There was a complaints policy in place. People and their relatives knew how to complain and were confident they would be taken seriously. The provider recorded any concerns raised and the remedial action taken but did not record any steps they took to prevent reoccurrence so it was not clear whether they had responded fully.

Although relatives and staff told us managers listened to what they had to say, people using the service did not always feel they could speak to managers. Some were unsure of who was in charge or told us they never saw the registered manager. He was not present during our inspection and did not attend meetings held for people, staff or relatives. Relatives said there was no clear hierarchy of leadership and it was unclear who was in charge. We did not find evidence that the registered manager was fulfilling their duties in terms of leading, supporting and monitoring the staff team.

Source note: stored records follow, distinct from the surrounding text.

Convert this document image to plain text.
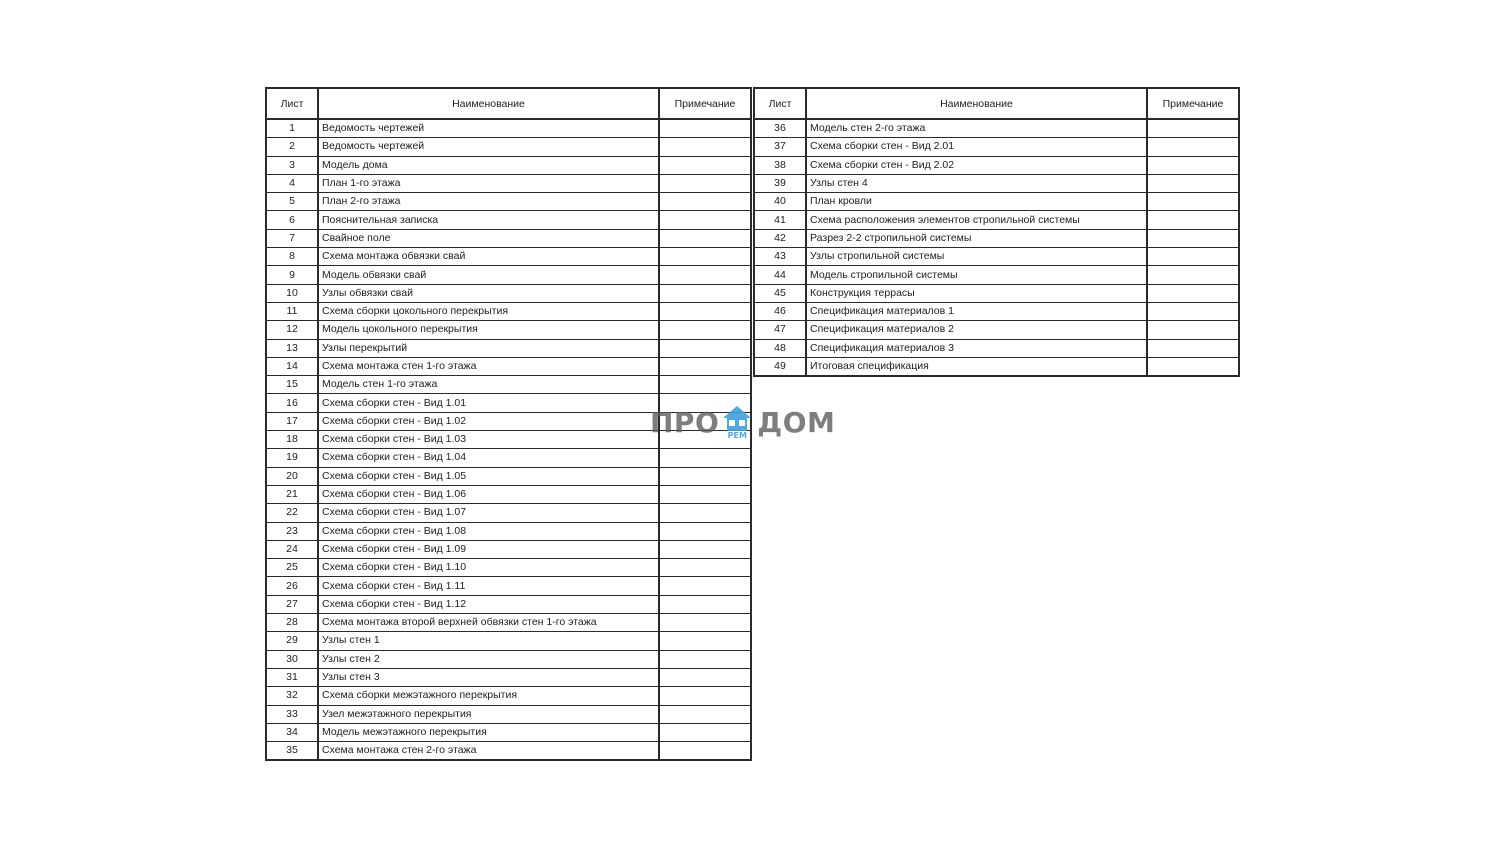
Лист	Наименование	Примечание
1	Ведомость чертежей	
2	Ведомость чертежей	
3	Модель дома	
4	План 1-го этажа	
5	План 2-го этажа	
6	Пояснительная записка	
7	Свайное поле	
8	Схема монтажа обвязки свай	
9	Модель обвязки свай	
10	Узлы обвязки свай	
11	Схема сборки цокольного перекрытия	
12	Модель цокольного перекрытия	
13	Узлы перекрытий	
14	Схема монтажа стен 1-го этажа	
15	Модель стен 1-го этажа	
16	Схема сборки стен - Вид 1.01	
17	Схема сборки стен - Вид 1.02	
18	Схема сборки стен - Вид 1.03	
19	Схема сборки стен - Вид 1.04	
20	Схема сборки стен - Вид 1.05	
21	Схема сборки стен - Вид 1.06	
22	Схема сборки стен - Вид 1.07	
23	Схема сборки стен - Вид 1.08	
24	Схема сборки стен - Вид 1.09	
25	Схема сборки стен - Вид 1.10	
26	Схема сборки стен - Вид 1.11	
27	Схема сборки стен - Вид 1.12	
28	Схема монтажа второй верхней обвязки стен 1-го этажа	
29	Узлы стен 1	
30	Узлы стен 2	
31	Узлы стен 3	
32	Схема сборки межэтажного перекрытия	
33	Узел межэтажного перекрытия	
34	Модель межэтажного перекрытия	
35	Схема монтажа стен 2-го этажа	
Лист	Наименование	Примечание
36	Модель стен 2-го этажа	
37	Схема сборки стен - Вид 2.01	
38	Схема сборки стен - Вид 2.02	
39	Узлы стен 4	
40	План кровли	
41	Схема расположения элементов стропильной системы	
42	Разрез 2-2 стропильной системы	
43	Узлы стропильной системы	
44	Модель стропильной системы	
45	Конструкция террасы	
46	Спецификация материалов 1	
47	Спецификация материалов 2	
48	Спецификация материалов 3	
49	Итоговая спецификация	
ПРО	РЕМ ДОМ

The provider used meetings and surveys to gather the views of people and their relatives. They used the feedback to form an action plan, but this was not effective as it was not specific or measurable.

Quality audits were carried out at the service but these were not comprehensive, effective or carried out in a timely manner in accordance with the provider’s policies. The audits failed to identify the concerns that we found and the provider had failed to address failings that we had previously told them to take action to address.

We found a number of breaches of the Health and Social Care Act 2008 (Regulated Activities) Regulations 2010. You can see what action we told the provider to take at the back of this report.